[Comparative study of the biological activity and toxic effect of 1alpha-hydroxycholecalciferol and ergocalciferol in rats].

Single administration of 0.25 microgram of sunthetic Ialpha-hydroxycholecalciferol (IalphaOHD3) into nephrectomized rats, maintained at D-avitaminous diet, improved the active transport of calcium ions against the concentration gradient in small intestine of these animals, whereas ergocalciferol was biologically inactive under the same conditions.
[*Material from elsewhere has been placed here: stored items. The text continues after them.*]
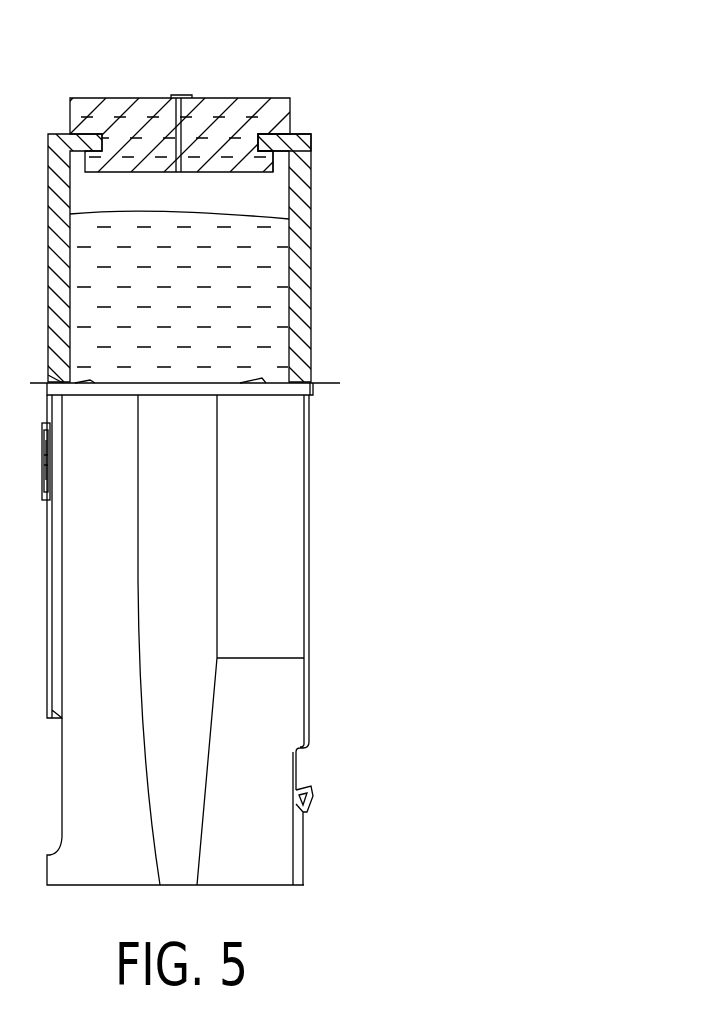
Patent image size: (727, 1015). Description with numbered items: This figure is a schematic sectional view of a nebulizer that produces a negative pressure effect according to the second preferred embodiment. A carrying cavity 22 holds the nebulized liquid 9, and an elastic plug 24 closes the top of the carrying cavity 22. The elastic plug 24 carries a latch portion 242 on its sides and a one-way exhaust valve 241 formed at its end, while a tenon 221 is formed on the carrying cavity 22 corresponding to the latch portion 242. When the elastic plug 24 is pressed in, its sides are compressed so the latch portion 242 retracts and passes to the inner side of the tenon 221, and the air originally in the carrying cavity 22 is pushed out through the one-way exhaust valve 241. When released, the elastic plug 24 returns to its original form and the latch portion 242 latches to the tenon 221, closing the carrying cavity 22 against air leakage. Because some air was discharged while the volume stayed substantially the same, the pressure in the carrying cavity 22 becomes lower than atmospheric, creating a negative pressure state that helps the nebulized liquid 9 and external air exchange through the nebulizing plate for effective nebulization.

The carrying cavity 22 is at (305, 264).
The tenon 221 is at (295, 144).
The elastic plug 24 is at (262, 105).
The one-way exhaust valve 241 is at (181, 95).
The latch portion 242 is at (275, 165).
The nebulized liquid 9 is at (265, 321).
Administration of IalphaOHD3 during 5 days at a dose 0.025 microgram normalized calcium content in blood serum of rats with D-avitaminosis, Increased doses of IalphaOHD3, administered into intact animals, caused transient hyperphosphatemia, hypercalcemia, calcinosis of internal tissues (kidney heart, aorta) as well as death of some animals. IalphaOHD3 exceeded 400-fold the hypercalcemic and calcinose effects of ergocalciferol. LD50 for IalphaOHD3 was equal to 100 microgram/kg, if it was administered during 5 days per os. Tissue calcinosis was developed after administration of a daily dose 10 microgram/kg, moderate hypercalcemia was caused by a daily dose 1 microgram/kg or 0.25 microgram per an animal; this amount is only 10-fold higher as compared with the physiologic requirement. Ergocalciferol caused hypercalcemia and metastatic calcification only at a dose 4000 microgram/kg. Clinical use of IalphaOHD3 at doses, exceeding the physiologic requirements, has to be prohibited due to high activity of the preparation and to toxicity of its increased doses.